Marketing authorization application (MAA) with the European Medicines Agency (EMA) was filed in January 2024, after announcing that acoramidis successfully met the primary endpoint in the pivotal Phase III trial, confirming highly statistically significant efficacy and good tolerability in the trial population. New Drug Application (NDA) for acoramidis has also been submitted to U.S. Food and Drug Administration (FDA) and accepted with Prescription Drug User Fee Act (PDUFA) action date of November 29, 2024.
“Bayer has a clear vision to transform cardiovascular care for patients and acoramidis complements our portfolio in specialty cardiology,” said Juergen Eckhardt, M.D., Member of the Executive Committee of Bayer’s Pharmaceuticals Division and Head of Business Development, Licensing & Open Innovation. “As a leading player in the field of cardiovascular diseases, we will work to make this new treatment available to patients as soon as possible, after a positive decision by the European authorities.”
“We are excited to have found a like-minded partner in Bayer that shares our belief in the potential of acoramidis to ameliorate the lives of ATTR CM patients.

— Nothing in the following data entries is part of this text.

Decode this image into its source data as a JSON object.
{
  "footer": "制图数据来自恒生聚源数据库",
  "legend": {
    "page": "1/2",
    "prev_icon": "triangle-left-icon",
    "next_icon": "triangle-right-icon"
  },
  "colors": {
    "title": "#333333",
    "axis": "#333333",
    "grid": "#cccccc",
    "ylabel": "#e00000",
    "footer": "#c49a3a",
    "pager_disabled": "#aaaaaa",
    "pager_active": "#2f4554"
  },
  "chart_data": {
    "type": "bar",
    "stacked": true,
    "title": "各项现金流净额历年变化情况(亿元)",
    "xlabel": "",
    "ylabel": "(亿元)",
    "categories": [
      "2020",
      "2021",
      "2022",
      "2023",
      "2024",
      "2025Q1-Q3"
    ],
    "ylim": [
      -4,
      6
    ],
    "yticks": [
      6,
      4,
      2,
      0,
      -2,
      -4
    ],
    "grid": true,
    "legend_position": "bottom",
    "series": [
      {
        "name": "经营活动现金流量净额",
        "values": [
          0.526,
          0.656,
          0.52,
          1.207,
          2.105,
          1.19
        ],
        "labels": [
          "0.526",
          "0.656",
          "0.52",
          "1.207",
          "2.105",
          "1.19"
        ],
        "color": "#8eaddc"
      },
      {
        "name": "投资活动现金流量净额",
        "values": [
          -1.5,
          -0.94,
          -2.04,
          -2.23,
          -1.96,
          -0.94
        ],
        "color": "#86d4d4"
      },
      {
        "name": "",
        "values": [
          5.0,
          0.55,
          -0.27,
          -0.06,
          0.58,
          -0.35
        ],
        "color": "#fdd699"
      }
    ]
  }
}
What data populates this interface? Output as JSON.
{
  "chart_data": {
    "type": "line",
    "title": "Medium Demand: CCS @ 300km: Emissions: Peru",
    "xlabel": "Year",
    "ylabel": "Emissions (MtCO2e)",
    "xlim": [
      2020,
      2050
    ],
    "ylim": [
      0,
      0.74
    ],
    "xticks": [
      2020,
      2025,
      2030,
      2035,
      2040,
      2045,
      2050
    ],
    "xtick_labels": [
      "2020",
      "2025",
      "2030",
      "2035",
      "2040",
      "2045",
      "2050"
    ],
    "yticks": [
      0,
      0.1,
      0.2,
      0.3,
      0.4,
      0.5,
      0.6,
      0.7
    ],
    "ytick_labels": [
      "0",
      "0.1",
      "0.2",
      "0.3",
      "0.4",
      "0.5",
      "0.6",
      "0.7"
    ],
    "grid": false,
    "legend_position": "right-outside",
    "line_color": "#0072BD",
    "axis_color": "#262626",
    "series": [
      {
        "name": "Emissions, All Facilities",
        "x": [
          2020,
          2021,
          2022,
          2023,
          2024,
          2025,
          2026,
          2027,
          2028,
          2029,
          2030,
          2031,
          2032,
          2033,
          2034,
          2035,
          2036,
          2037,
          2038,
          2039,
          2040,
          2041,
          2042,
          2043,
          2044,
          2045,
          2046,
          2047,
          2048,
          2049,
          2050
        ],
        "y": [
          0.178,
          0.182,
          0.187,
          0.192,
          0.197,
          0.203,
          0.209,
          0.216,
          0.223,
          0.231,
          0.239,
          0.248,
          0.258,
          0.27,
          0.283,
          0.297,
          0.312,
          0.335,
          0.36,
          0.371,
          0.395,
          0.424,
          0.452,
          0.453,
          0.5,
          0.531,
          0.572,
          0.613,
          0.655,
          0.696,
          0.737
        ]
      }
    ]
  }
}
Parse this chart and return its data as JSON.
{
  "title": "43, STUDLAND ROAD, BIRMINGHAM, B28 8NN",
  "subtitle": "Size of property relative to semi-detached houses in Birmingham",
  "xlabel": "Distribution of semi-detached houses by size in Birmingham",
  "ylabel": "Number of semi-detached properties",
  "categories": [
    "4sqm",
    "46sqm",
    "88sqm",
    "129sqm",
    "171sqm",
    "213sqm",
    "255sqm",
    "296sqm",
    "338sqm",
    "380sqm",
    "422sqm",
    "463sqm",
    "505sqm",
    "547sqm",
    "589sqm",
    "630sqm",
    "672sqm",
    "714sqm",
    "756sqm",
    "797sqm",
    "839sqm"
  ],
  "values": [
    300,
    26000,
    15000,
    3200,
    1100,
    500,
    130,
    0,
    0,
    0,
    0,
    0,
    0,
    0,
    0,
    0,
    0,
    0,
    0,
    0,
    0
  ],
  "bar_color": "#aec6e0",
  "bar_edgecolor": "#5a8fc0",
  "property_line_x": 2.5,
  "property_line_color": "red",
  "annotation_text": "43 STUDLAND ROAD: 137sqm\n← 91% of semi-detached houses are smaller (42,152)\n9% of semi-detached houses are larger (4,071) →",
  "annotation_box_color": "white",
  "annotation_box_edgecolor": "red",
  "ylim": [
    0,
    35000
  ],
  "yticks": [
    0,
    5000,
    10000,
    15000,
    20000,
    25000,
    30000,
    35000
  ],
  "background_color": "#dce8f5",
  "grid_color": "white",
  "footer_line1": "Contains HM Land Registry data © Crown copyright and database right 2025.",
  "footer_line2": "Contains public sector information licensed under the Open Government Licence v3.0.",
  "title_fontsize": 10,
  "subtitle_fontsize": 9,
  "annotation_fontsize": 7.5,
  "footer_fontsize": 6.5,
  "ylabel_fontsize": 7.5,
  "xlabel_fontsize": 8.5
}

We have a responsibility to the ATTR CM community to make acoramidis available to as many patients as possible, as quickly as possible, and we believe that Bayer is the right collaborator for us in this mission,” said Ananth Sridhar, Senior Vice President of Corporate Development, BridgeBio Cardiorenal. “This partnership leverages Bayer’s established European cardiovascular infrastructure and enables us, via substantial cost savings, to focus our resources on our wholly-owned geographies for acoramidis, including preparing for the US launch.”
Under the terms of the agreement, BridgeBio and the affiliates will receive up to USD 310 million in upfront and near-term milestone payments and are eligible to receive additional undisclosed sales milestone payments and tiered-royalties beginning in the low-thirties percent.
ATTR CM is a progressive and fatal disease in older adults, characterized by the deposition of misfolded monomeric TTR in the heart caused by aging or mutations of the TTR gene. It results in an infiltrative, restrictive cardiomyopathy leading to heart failure, usually with preserved ejection fraction. The disease is often diagnosed late, when the accumulation of amyloid has already occurred, and patients are symptomatic. Once diagnosed, ATTR CM patients have a median survival of 3-5 years if left untreated.
Acoramidis is an investigational, next-generation, orally administered, highly potent small molecule stabilizer of TTR which has met the primary endpoint (a hierarchical analysis prioritizing in order: all-cause mortality, then frequency of cardiovascular hospitalization, then change from baseline in N-terminal prohormone of brain natriuretic peptide (NT-proBNP), then change from baseline in 6-minute walk distance (6MWD)) in the pivotal Phase III trial. The US FDA has accepted BridgeBio’s NDA for acoramidis for the treatment of ATTR CM with a PDUFA action date of November 29, 2024; additionally, the EMA has accepted the MAA for acoramidis with potential EU approval planned for 2025.